2002年に家業に戻った太田さんは、リーマンショックの真っ只中の2009年10月、36歳で代表取締役に就任しました。父から社長交代を告げられてから約1ヵ月しかなかったこともあり、「最初の1年は大変でしたね。“借りてきた社長”のようでした」と振り返ります。
「1つ目は、対外的に当社のことを知ってもらうためです。我々はBtoBの会社なので、作った部品がどの製品に使われているかを話せません。“陰で支える錦城護謨から見える錦城護謨へ“という思いがありました」
「2つ目が大きな理由だったのですが、インナーブランディングのためです。当社は多くのゴム部品を作っているので、社員の中には自分が今作っているものが何に使われているのか分からない人もいました。だから、仕事が “作業”になってしまっていたんです」
仕事が作業になるとモチベーションも上がらないし、仕事に対する誇りも持てません。離職率も高く、会社に対する思いも醸成されにくい状況でした。
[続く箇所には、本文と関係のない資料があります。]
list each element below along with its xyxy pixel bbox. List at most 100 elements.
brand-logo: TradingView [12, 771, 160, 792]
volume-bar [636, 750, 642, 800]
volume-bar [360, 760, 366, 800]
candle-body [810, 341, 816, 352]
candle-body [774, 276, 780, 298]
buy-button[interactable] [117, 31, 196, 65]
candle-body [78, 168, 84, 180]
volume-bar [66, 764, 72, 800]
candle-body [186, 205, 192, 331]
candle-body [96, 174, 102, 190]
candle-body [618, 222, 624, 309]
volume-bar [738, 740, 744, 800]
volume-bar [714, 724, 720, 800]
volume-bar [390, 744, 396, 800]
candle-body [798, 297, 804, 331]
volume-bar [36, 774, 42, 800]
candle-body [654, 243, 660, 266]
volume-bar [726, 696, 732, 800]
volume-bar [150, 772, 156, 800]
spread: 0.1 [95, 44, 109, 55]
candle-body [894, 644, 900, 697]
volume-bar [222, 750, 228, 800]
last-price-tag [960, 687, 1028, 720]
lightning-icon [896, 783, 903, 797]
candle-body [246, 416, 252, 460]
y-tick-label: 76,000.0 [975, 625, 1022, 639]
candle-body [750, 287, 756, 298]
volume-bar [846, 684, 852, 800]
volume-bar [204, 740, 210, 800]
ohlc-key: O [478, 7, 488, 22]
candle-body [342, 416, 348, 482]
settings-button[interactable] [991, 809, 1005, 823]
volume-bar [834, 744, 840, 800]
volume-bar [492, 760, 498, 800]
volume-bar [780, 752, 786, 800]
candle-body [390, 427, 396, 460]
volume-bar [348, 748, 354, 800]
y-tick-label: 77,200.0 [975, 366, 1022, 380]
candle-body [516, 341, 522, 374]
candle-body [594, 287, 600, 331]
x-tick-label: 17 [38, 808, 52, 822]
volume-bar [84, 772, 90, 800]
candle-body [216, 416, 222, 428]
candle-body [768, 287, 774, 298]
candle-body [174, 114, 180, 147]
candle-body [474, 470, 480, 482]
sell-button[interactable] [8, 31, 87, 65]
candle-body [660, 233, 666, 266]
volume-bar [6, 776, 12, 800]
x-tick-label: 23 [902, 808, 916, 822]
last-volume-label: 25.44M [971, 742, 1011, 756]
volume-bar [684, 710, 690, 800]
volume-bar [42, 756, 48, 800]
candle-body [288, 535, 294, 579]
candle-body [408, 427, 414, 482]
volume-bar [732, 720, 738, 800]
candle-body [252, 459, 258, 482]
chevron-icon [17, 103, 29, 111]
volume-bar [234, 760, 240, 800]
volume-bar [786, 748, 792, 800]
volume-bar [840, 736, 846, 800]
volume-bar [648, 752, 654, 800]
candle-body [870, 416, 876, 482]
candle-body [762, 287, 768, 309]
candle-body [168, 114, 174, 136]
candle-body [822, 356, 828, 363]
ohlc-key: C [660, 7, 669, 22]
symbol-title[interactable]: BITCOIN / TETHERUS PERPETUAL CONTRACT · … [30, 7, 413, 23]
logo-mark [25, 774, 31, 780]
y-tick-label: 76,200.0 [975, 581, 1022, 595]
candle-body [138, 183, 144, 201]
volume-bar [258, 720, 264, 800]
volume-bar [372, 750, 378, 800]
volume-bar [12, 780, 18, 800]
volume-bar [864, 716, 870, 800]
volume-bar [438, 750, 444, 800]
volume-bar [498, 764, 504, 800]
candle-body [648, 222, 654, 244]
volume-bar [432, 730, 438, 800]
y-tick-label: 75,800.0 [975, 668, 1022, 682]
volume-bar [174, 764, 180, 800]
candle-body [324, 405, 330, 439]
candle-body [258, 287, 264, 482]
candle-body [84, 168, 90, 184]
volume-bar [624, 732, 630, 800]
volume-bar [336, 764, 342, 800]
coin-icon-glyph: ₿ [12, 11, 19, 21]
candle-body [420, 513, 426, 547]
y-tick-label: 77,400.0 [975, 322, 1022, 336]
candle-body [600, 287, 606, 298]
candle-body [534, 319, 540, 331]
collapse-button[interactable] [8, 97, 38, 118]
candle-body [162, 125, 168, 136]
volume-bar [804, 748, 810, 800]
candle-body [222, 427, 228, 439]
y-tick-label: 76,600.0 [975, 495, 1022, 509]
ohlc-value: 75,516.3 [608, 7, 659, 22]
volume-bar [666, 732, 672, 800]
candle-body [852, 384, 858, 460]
錦城護謨(きんじょうごむ・大阪府八尾市)の3代目社長太田泰造さん
そこで、太田さんは社員が自信を持って「これが錦城護謨や」と言えるオリジナルプロダクトを作ろうと考えました。ペット用品やラジコンタイヤなどさまざまなアイデアがありましたが、製品が作れなかったり、販売方法が分からなかったりと、最終的に形にすることはできませんでした。
外部デザイナーとタッグ 新ブランドを立ち上げ
2019年、太田さんに転機が訪れます。ものづくり企業と外部デザイナーをつなぎ、世界に通用する新しいプロダクトを作ることを目的とした八尾市の「YAOYAプロジェクト」への参加でした。
デザインコンペで、国内外のデザイナーに自社で扱う素材や技術、強みなどを伝えると、複数のデザイナーからいくつもの新製品の提案がありました。その中から太田さんが選んだのが、 “シリコーンロックグラス”です。
切子ガラスにインスパイアされた高級感あふれるグラス(錦城護謨提供)
「プロダクトは身近にあるものにしたいと思っていました。グラスは、どこの家庭にもありますし、誰もが絶対に人生で1度はグラスを割ったり、割れたところを見たりした経験があるから、割れないすごさが分かりますよね」
シリコーングラス自体は存在していましたが、高級感やデザイン性、高い透明性を備え持つシリコーングラスがなかったこともポイントでした。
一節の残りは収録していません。